To be eligible for the homemaker’s scheme, a person must:

- Permanently live in the State (exception may be made where EU regulations apply),

- Be aged under 66,

- Have started insurable employment or self-employment before the age of 56,

- Not work full-time, although for the purposes of this scheme, a person can work and earn less than €38 gross per week,

- Care for a child (under 12) or an incapacitated person on a full-time basis.

The scheme allows up to 20 years spent caring for children under 12 years of age, and/or an incapacitated person, to be disregarded when a person’s social insurance record is being averaged for pension purposes.

However, it is important to note that the scheme will not, of itself, qualify a person for a pension. The standard qualifying conditions, which require a person to enter insurance ten years before pension age, pay a minimum of 520 contributions at the correct rate and achieve a yearly average of at least 10 contributions on their record from the time they enter insurance until they reach pension age, must also be satisfied. For those who do not satisfy these conditions, and have an income need, a means-tested State pension may be available.

The introduction of homemaker credits would be an alternative approach. Instead of disregarding years outside the labour market, reducing the duration of the insurance record, and thereby increasing the average number of contributions paid per year, a homemakers credits scheme would involve the award of credits for the period(s) spent outside the labour market in a caring capacity. A homemaker credit would improve the likelihood of qualifying and of receiving a higher rate of pension for those affected.

However, the introduction of homemaker credits raises a number of issues, most notably cost. If they were awarded from a current date, the cost initially would likely be low, at less than €100,000 per annum, based on 2010 estimates. Costs in relation to current homemaker’s disregard scheme are expected to increase in the coming years due to the 20% increase in female employment rates between 1994 and 2008.

A further factor impacting on possible costs would be the date from when such credits were effective. The 2007 Green Paper on Pensions indicated that to back-date the current homemaker’s disregard scheme to 1953, the year when the unified system of social insurance was introduced, would cost the Exchequer some €160 million per annum.

Consideration would also need to be given to the number of possible eligible people previously employed in Ireland, who are now resident in other countries such as the UK and for which no estimates are available but which could add significantly to costs, given the general increase in female employment.

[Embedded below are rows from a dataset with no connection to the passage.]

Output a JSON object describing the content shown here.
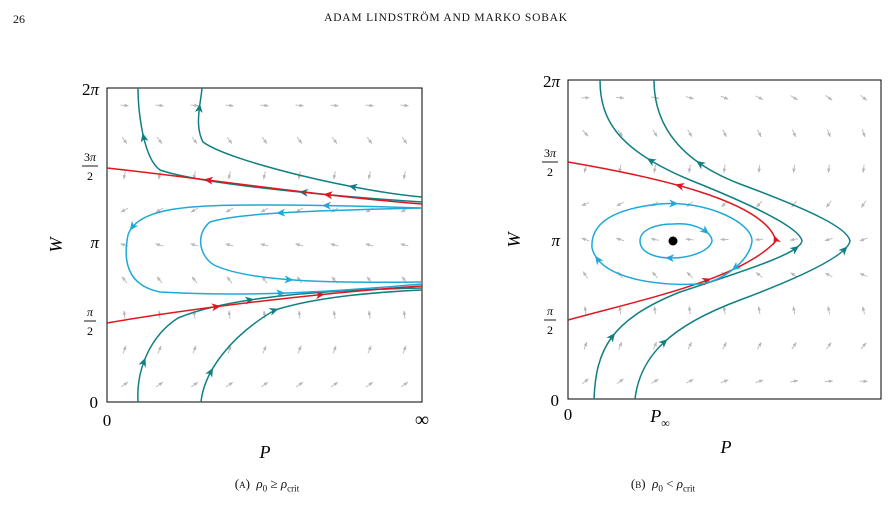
{
  "header": {
    "page_number": "26",
    "running_head": "ADAM LINDSTRÖM AND MARKO SOBAK"
  },
  "colors": {
    "separatrix": "#e0161e",
    "orbit_teal": "#107f82",
    "orbit_blue": "#1fa9d9",
    "vector_field": "#b8b8b8",
    "equilibrium": "#000000"
  },
  "panels": [
    {
      "id": "a",
      "x_axis_label": "P",
      "y_axis_label": "W",
      "x_ticks": [
        "0",
        "∞"
      ],
      "y_ticks": [
        "0",
        "π/2",
        "π",
        "3π/2",
        "2π"
      ],
      "caption_tag": "(a)",
      "caption_condition": "ρ0 ≥ ρcrit"
    },
    {
      "id": "b",
      "x_axis_label": "P",
      "y_axis_label": "W",
      "x_ticks": [
        "0",
        "P∞"
      ],
      "y_ticks": [
        "0",
        "π/2",
        "π",
        "3π/2",
        "2π"
      ],
      "caption_tag": "(b)",
      "caption_condition": "ρ0 < ρcrit"
    }
  ]
}
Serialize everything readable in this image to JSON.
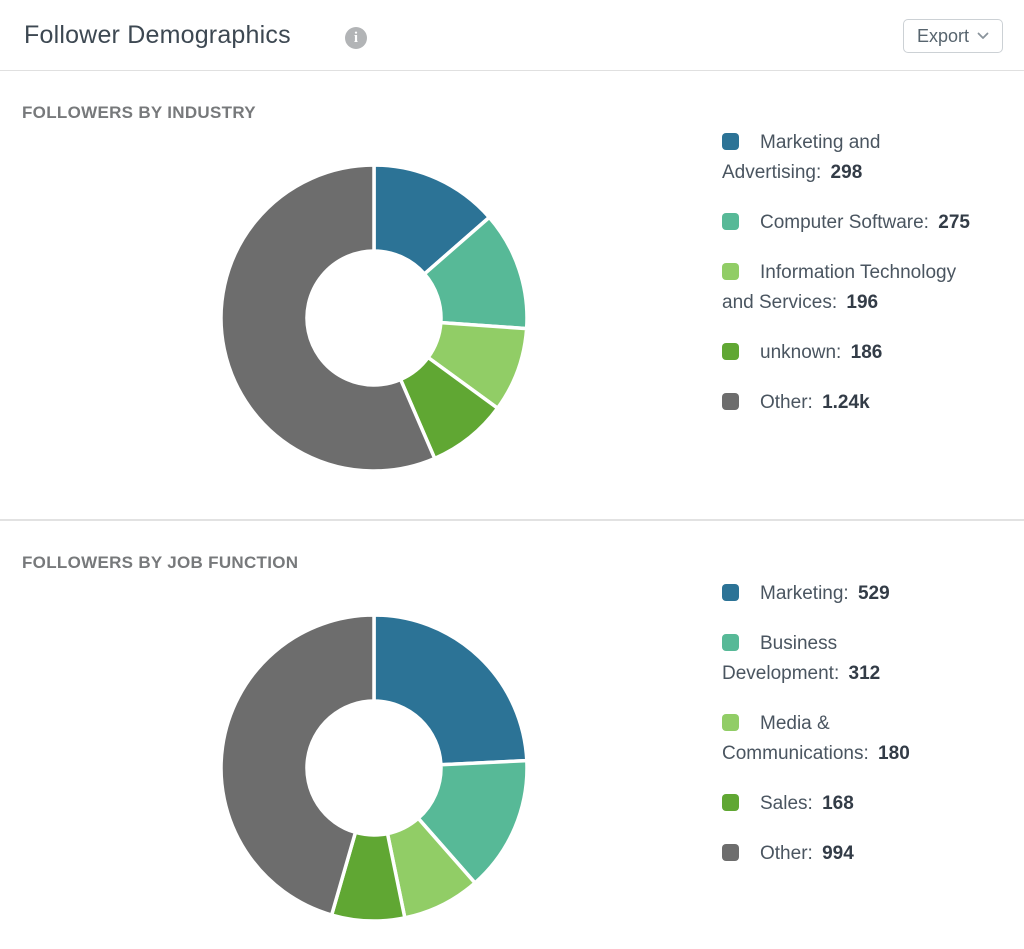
{
  "header": {
    "title": "Follower Demographics",
    "export_label": "Export"
  },
  "icons": {
    "info_glyph": "i"
  },
  "palette": {
    "blue": "#2c7396",
    "teal": "#57b997",
    "light_green": "#91cd66",
    "green": "#60a733",
    "gray": "#6d6d6d"
  },
  "chart_data": [
    {
      "type": "pie",
      "donut": true,
      "title": "FOLLOWERS BY INDUSTRY",
      "categories": [
        "Marketing and Advertising",
        "Computer Software",
        "Information Technology and Services",
        "unknown",
        "Other"
      ],
      "values": [
        298,
        275,
        196,
        186,
        1240
      ],
      "display_values": [
        "298",
        "275",
        "196",
        "186",
        "1.24k"
      ],
      "colors": [
        "#2c7396",
        "#57b997",
        "#91cd66",
        "#60a733",
        "#6d6d6d"
      ],
      "start_angle_deg": 0,
      "direction": "clockwise",
      "legend_position": "right"
    },
    {
      "type": "pie",
      "donut": true,
      "title": "FOLLOWERS BY JOB FUNCTION",
      "categories": [
        "Marketing",
        "Business Development",
        "Media & Communications",
        "Sales",
        "Other"
      ],
      "values": [
        529,
        312,
        180,
        168,
        994
      ],
      "display_values": [
        "529",
        "312",
        "180",
        "168",
        "994"
      ],
      "colors": [
        "#2c7396",
        "#57b997",
        "#91cd66",
        "#60a733",
        "#6d6d6d"
      ],
      "start_angle_deg": 0,
      "direction": "clockwise",
      "legend_position": "right"
    }
  ]
}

It is planned that a total contributions approach to pension qualification will replace the current average contributions test for State pension (contributory). The proposed date for the introduction of this change is 2020, but this may be subject to change.

The total contributions approach (whereby the pension payment will be based on the number of contributions paid and credited) will remove the current anomaly whereby people can achieve a higher average contribution rate, and thus a higher level of pension, even where they have a lower total number of contributions paid. This move will bring transparency and fairness to the eligibility for pension. Issues such as the introduction of homemaker’s credits will be considered in the context of this reform.